Türkiye'nin Avrupa ile 3'er milyar dolardan 6 milyarlık 2 anlaşma yaparak göçleri burada tutacağını belirten Andican, bu paraların doğrudan Türkiye'ye verilmediğini, sivil toplum üzerinden verildiğini belirtti. Andican, Erdoğan'ın paranın doğrudan kendilerine verilmesi konusunda ısrarcı olduğunu söyleyerek "hiçbir zaman nereye harcandığını bilemeyecekleri için ve Erdoğan hükümetini tanıdıkları için ona razı olmadılar" dedi.

Andican, bugünkü sorunun bu noktaya gelmesinin 'temel sebebini' şu sözlerle açıkladı:

"1988'de Saddam Hüseyin'in Halepçe Katliamı ve bölgedeki baskıcı politkaları üzerinden 500 bin Irak vatandaşı (biz o zaman peşmerge diyorduk) Türkiye'ye geçiş yaptı. Türkiye 3 vilayette kamplar hazırladı. Bu insanlar 4 yıl burada kaldı. Bu örneği veriyorum ki 'Türkiye bundan sonra ne yapabilir'i tartışalım. Çünkü somut örneklerden gitmek lazım. Öyle vatan-millet-Sakarya edebiyatı ile bu çözülmez.1992'de o dönemdeki hükümetler Irak'la görüşerek Saddam ile uzlaşmaya vardılar ve bu insanların güven içinde dönmelerini sağladılar.

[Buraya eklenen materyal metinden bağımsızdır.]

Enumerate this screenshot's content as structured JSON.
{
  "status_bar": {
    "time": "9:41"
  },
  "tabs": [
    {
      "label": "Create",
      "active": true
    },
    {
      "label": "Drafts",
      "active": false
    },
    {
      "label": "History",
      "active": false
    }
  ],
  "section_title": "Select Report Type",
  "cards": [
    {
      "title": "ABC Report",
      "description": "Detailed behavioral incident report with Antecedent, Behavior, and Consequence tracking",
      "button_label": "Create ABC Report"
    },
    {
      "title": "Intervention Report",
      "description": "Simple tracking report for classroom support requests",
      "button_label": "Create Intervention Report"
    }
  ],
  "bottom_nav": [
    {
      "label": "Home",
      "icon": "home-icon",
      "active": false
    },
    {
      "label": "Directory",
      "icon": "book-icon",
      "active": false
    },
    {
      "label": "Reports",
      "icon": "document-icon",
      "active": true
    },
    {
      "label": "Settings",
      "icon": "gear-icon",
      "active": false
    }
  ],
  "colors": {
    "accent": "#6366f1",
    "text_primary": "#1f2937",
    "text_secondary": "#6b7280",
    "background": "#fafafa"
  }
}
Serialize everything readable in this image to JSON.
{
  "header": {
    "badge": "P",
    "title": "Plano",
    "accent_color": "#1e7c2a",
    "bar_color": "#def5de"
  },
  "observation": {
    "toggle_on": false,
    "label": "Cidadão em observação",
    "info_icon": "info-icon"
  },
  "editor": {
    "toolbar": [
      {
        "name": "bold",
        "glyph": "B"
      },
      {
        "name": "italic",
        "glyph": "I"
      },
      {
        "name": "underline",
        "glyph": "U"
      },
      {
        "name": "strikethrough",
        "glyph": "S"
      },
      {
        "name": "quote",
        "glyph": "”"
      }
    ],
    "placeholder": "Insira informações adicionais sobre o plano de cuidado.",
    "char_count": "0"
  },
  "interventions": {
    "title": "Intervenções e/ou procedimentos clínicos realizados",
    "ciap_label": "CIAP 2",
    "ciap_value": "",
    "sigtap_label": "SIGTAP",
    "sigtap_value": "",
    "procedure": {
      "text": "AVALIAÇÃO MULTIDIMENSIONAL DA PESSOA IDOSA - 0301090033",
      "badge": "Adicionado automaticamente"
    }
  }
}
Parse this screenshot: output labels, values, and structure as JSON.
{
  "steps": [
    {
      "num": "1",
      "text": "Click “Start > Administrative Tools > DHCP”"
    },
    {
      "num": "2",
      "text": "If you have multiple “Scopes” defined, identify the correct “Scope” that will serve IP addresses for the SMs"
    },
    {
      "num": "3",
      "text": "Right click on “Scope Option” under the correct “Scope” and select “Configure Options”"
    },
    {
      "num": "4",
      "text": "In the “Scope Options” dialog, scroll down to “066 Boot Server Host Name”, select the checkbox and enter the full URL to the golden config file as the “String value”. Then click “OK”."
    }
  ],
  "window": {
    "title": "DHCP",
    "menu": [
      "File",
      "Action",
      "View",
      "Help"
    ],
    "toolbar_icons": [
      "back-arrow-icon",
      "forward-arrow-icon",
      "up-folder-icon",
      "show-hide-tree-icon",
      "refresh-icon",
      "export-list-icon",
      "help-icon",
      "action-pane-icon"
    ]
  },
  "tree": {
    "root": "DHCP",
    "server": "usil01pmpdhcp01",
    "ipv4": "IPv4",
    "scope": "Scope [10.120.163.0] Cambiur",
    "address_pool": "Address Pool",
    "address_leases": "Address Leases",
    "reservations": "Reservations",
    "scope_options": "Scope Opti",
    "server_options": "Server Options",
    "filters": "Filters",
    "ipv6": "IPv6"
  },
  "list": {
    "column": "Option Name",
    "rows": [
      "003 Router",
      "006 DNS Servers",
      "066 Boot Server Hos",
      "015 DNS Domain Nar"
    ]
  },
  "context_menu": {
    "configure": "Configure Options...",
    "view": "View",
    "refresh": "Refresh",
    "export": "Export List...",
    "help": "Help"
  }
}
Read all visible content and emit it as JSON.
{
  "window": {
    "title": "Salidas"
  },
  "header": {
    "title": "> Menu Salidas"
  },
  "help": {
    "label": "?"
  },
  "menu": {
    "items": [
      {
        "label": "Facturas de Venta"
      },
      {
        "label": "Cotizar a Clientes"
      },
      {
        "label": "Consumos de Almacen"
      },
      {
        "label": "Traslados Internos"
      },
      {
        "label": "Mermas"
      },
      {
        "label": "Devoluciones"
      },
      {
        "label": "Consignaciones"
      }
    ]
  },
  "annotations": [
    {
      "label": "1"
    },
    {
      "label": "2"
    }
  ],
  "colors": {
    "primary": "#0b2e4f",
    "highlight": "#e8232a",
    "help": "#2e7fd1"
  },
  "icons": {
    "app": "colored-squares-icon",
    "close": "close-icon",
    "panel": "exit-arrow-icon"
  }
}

Şu anda demografik bir sorunu, beka sorununu tartışıyoruz. Bu insanların tamamına yakını ülkelerine döndüler. Benzer bir şey yaşandı. Demek ki başka çare yok. Bu insanları Avrupa'ya gönderemeyeceğimize göre, geri kabul anlaşması da imzaladıklarına göre, zaten Avrupa sizi depo olarak görmekte, bir ön cephe olarak görmekte...

İktidarın bir göçmen politikası yok ve (daha önce de) olmadı. Ve çeşitli gerekçelerle iktidar ilk günden beri bir politika uyguladı. Göçler ilk başladığında hatırlayın, iktidar 'bizim kırmızı çizgimiz 100 bin' dedi. Şimdi bunun satır aralarını iyi okumamız gerekir. Onlar 100 bin dedi, bir hafta sonra bir milyon oldu. Bu 'bizim Suriye politikasının ne olacağı konusunda hiçbir fikrimiz yok' demekti. İkincisi 'bir göçmen akını başlayacaksa da bizim hiçbir hazırlığımız yok' demekti.

Gelenler bir yerde stabilize edilmedi, bir yerlerde kamplara yerleştirilmedi. gelen herkesin istediği her yere gideceği bir açık kapı politikası uygulandı."

"RESMİ AFGAN HÜKÜMETİ ÖZEL HAREKATÇISI ŞU AN TÜRKİYE'DE"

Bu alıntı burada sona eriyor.